What are Elsevier's plans, will the software or the pricing change much in the near future?

As I outlined earlier, we are now in the fortunate position that we are under less pressure to monetise. We've already doubled our users' cloud storage space for free and upgraded our Mendeley Advisors to free Team Accounts. We're currently reviewing how we can make sharing and collaboration easier and more affordable.

Apart from that, the plan is to focus on integration between Mendeley, Scopus, and ScienceDirect. Ultimately, we're aiming for single-sign-on, meaning you can use the same account on all three websites, which will make it easier to search for content directly within Mendeley, or save articles to Mendeley more easily.

Do the Mendeley Advisors still have a part to play in all of this?

Yes, absolutely.
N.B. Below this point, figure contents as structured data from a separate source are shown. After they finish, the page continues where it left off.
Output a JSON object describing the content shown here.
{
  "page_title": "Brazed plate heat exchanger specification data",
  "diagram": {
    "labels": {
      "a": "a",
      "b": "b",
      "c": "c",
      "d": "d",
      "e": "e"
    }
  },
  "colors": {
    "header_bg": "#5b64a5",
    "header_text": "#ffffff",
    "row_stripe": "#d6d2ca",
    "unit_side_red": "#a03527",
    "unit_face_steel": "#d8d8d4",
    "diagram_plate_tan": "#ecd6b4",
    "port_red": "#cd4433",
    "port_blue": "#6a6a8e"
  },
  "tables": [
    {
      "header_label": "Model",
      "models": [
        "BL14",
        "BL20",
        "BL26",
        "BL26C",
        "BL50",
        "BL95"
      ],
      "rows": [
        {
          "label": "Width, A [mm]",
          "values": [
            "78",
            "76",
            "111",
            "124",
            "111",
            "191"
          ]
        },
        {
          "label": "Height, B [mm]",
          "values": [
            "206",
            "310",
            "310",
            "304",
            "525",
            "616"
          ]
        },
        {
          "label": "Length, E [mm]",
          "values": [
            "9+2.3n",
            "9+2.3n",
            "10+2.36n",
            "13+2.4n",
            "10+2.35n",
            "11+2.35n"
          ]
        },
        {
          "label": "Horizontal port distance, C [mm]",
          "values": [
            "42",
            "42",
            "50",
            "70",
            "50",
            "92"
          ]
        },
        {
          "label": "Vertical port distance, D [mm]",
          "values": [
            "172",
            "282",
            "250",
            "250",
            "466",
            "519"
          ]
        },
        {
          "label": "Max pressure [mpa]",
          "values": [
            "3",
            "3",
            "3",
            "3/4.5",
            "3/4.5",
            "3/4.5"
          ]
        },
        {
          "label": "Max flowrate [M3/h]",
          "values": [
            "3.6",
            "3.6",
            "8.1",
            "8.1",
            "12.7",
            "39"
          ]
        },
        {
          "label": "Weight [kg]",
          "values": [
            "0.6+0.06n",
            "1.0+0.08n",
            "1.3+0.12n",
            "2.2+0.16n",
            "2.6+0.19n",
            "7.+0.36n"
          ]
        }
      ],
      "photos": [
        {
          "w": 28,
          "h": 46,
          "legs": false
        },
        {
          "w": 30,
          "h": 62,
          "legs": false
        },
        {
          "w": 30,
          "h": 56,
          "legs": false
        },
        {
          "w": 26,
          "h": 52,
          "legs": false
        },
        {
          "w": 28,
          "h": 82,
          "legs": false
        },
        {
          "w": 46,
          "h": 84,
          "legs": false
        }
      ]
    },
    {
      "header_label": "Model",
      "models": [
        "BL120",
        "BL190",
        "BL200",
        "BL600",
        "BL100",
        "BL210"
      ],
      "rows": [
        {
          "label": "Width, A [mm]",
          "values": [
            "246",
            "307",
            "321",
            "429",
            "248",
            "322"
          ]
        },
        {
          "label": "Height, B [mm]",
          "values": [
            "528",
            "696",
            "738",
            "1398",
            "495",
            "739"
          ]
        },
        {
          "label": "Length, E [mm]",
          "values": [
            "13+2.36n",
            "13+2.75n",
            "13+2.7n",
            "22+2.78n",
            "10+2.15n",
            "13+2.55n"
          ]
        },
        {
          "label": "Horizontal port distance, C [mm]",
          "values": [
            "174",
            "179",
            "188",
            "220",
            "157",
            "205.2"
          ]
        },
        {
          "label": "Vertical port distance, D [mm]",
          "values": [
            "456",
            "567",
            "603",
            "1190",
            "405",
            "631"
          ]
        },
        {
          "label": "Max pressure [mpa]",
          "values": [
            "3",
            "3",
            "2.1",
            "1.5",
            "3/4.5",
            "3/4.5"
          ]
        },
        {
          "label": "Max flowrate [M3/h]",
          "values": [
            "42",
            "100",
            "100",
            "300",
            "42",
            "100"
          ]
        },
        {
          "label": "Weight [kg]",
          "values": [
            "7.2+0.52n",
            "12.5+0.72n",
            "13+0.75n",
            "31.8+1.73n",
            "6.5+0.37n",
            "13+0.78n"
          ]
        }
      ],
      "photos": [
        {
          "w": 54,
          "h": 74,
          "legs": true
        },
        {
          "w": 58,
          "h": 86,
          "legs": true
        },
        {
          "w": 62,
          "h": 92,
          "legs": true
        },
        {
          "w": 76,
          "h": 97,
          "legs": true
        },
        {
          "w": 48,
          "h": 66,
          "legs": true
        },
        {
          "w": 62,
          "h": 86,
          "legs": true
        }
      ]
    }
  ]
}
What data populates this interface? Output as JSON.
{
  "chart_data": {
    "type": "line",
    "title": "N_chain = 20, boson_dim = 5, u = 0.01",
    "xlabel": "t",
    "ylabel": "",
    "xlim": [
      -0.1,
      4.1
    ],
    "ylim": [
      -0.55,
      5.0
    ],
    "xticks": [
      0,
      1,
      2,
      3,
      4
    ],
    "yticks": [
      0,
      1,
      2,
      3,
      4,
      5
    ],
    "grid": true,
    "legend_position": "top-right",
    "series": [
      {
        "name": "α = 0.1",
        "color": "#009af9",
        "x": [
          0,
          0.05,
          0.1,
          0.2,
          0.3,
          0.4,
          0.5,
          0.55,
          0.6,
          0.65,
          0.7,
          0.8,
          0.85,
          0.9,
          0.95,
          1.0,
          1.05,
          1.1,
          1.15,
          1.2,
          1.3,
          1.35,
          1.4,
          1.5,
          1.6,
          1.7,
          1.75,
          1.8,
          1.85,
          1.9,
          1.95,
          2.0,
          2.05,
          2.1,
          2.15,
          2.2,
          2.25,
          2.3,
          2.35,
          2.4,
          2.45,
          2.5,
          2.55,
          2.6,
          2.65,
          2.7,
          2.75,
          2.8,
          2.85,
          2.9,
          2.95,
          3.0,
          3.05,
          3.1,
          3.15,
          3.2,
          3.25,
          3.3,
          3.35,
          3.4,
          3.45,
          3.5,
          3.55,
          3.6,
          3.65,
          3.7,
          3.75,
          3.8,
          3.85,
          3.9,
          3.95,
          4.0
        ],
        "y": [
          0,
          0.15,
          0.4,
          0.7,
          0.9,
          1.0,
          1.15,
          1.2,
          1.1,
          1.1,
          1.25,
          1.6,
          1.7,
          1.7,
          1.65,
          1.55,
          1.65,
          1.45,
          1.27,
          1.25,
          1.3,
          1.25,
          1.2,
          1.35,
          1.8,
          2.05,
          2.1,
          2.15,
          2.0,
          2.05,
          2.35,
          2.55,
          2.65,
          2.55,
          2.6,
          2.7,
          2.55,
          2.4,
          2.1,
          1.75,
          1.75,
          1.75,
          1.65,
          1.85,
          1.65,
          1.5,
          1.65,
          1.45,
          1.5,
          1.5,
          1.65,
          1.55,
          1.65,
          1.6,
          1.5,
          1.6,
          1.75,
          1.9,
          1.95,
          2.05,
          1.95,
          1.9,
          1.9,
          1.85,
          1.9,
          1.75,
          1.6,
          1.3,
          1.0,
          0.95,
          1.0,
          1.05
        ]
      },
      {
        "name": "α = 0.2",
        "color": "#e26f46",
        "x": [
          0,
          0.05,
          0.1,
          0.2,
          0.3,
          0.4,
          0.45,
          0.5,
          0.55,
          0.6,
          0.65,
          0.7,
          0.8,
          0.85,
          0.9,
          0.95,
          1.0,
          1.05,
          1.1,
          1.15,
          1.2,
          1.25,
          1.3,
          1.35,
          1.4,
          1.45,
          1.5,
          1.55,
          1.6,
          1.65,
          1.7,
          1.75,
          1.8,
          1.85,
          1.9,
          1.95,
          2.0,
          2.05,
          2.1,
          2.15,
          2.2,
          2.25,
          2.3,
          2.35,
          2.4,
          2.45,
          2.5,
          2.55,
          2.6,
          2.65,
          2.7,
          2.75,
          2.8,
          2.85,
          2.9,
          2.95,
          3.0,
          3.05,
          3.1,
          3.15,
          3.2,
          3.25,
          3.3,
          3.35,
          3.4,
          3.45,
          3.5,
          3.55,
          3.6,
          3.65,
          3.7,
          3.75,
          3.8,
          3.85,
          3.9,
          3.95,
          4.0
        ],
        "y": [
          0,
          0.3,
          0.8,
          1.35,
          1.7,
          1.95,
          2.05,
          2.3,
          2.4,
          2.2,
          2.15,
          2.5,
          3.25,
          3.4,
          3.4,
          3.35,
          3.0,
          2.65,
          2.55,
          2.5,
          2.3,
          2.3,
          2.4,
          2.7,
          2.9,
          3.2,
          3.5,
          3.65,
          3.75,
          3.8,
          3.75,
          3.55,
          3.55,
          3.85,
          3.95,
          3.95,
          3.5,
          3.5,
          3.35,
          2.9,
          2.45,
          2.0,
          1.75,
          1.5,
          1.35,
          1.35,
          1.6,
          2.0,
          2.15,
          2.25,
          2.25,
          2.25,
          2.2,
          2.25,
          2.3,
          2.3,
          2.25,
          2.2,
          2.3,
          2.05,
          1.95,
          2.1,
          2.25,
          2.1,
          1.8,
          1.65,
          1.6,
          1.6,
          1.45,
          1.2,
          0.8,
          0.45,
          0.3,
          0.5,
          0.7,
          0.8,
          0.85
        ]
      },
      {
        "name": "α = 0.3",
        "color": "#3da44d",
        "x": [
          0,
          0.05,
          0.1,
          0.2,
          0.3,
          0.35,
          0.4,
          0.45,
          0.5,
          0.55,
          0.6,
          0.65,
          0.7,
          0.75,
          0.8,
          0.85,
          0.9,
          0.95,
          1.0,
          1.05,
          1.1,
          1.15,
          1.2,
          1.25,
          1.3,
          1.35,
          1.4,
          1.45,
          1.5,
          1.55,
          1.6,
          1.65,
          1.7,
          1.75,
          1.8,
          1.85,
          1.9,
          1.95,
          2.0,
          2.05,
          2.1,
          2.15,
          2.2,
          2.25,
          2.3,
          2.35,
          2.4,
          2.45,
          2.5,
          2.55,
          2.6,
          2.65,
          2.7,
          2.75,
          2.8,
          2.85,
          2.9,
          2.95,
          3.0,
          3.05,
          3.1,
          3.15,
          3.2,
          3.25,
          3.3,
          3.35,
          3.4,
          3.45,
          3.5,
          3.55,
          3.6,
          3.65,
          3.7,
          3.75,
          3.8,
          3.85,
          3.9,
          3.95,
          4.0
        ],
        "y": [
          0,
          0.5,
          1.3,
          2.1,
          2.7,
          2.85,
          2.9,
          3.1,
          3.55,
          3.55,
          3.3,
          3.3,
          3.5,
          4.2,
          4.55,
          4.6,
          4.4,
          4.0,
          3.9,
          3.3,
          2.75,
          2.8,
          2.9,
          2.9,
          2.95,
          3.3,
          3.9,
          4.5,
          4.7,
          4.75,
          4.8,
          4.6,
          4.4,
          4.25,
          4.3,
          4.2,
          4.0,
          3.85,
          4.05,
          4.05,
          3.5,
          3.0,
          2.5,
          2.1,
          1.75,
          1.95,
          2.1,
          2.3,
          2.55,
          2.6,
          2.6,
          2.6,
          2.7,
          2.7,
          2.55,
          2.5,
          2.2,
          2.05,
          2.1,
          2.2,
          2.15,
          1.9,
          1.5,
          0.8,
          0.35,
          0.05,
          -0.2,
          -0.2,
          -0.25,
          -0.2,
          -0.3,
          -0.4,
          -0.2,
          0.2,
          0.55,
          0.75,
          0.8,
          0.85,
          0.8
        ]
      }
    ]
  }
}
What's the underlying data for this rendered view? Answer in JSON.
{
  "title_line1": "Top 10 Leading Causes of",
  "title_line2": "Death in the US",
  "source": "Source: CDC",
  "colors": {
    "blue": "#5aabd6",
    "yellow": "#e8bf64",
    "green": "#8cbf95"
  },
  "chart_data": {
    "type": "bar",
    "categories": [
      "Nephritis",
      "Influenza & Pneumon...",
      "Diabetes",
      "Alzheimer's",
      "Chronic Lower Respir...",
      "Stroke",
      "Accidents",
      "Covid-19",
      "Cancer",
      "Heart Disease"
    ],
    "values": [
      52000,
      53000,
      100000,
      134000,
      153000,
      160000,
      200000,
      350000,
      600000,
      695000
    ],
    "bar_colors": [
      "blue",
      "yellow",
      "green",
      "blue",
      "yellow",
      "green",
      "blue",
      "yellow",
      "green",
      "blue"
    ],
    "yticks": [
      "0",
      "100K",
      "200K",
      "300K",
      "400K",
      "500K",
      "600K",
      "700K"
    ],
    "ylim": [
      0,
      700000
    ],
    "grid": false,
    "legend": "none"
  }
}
They've been great at teaching Mendeley to students and faculty on their campus, and we continue to rely on them to provide us with feedback from their campuses around the globe. Next week, we've actually scheduled three days of user testing session for new features at the Mendeley HQ.

Considering what Elsevier does and how it operates, do you think this purchase will help the Altmetrics and Open Access movements in the long term?

I believe so. Elsevier already supports and provides data to ImpactStory, the popular altmetrics tool. Mendeley will keep offering altmetrics data via our API, and thanks to access to Scopus data, our data will be cleaner, richer, and more complete.

As for Open Access - while Elsevier is certainly not known as a big OA publisher yet, this is changing. They have doubled their number of OA journals last year and introduced additional hybrid options, and acquisitions like Mendeley will enable them to build new business models around OA.